The second area of concern is Bylaw 12, amateurism.

“They need to readdress what you can or cannot do to jeopardize your eligibility because there’s so much more out there now with the Internet,” Cox said. “When we had (Kevin) Pittsnogle he was so popular there were a lot of sites out there about him. This last year we had Owen Schmitt and Pat White. There’s so much out there and it shouldn’t come back on the kid or the institutions.”

There are also all these offseason playing opportunities like the summer league just completed in Pittsburgh and off-season baseball summer leagues, to say nothing of club and AAU teams on which kids play before they come to college.

“You’ve got these kids playing on these club teams and there’s a question of what they can receive. There should be a way to deregulate that and make it agreeable for everyone and give them a chance to play on teams,” Cox said.

The problem is you can’t be everywhere at once and most compliance staffs, including WVU’s, are understaffed.

Take the Hargett, Mayo or Reggie Bush situations, where there were charges of an agent offering money and gifts even before the athlete was in college and then after they were enrolled.

“You can’t be with them 24-7,” Cox said. “Then, once a kid is here 3-4 years and is a professional prospect, you worry if an agent has a runner on campus, taking them out to dinner once a week or buying them drinks. You try to educate them, make them understand what chance they may be taking if they go down that road. You can lose your eligibility and there be a lot of impact with that.”

There are people who push for the NCAA to pay its players and do away with amateurism, especially with the magnitude of the TV contracts it has in football and basketball, but Cox does not see that coming.
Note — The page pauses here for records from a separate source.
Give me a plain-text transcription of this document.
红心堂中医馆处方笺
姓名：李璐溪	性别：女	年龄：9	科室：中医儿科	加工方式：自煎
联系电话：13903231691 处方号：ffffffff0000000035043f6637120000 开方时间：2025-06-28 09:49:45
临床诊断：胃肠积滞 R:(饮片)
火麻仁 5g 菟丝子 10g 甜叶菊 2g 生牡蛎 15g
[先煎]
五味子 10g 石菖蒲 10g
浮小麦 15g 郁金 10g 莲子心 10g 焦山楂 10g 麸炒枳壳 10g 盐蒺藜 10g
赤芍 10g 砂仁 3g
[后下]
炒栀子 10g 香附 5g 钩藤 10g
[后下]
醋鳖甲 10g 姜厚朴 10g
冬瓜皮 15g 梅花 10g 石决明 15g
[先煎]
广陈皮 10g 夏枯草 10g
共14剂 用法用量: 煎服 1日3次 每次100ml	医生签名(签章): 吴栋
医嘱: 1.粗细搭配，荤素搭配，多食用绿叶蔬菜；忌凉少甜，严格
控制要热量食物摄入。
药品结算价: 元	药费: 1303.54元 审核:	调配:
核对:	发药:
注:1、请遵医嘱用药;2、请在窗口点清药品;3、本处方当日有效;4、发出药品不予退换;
“Amateurism is No. 1 in the core principles of the NCAA and they want to stay with that,” Cox said. “I don’t see the time that is going to come into being. I know they have tried to do things like having a subsistence fund. They are trying to pump more money into the system. The subsistence fund was a good thing because you did have full-ride athletes who, after they paid their rent and bought their meals, didn’t have enough money to go to a movie. When you have a situation like that you have issues, you have athlete who is vulnerable.”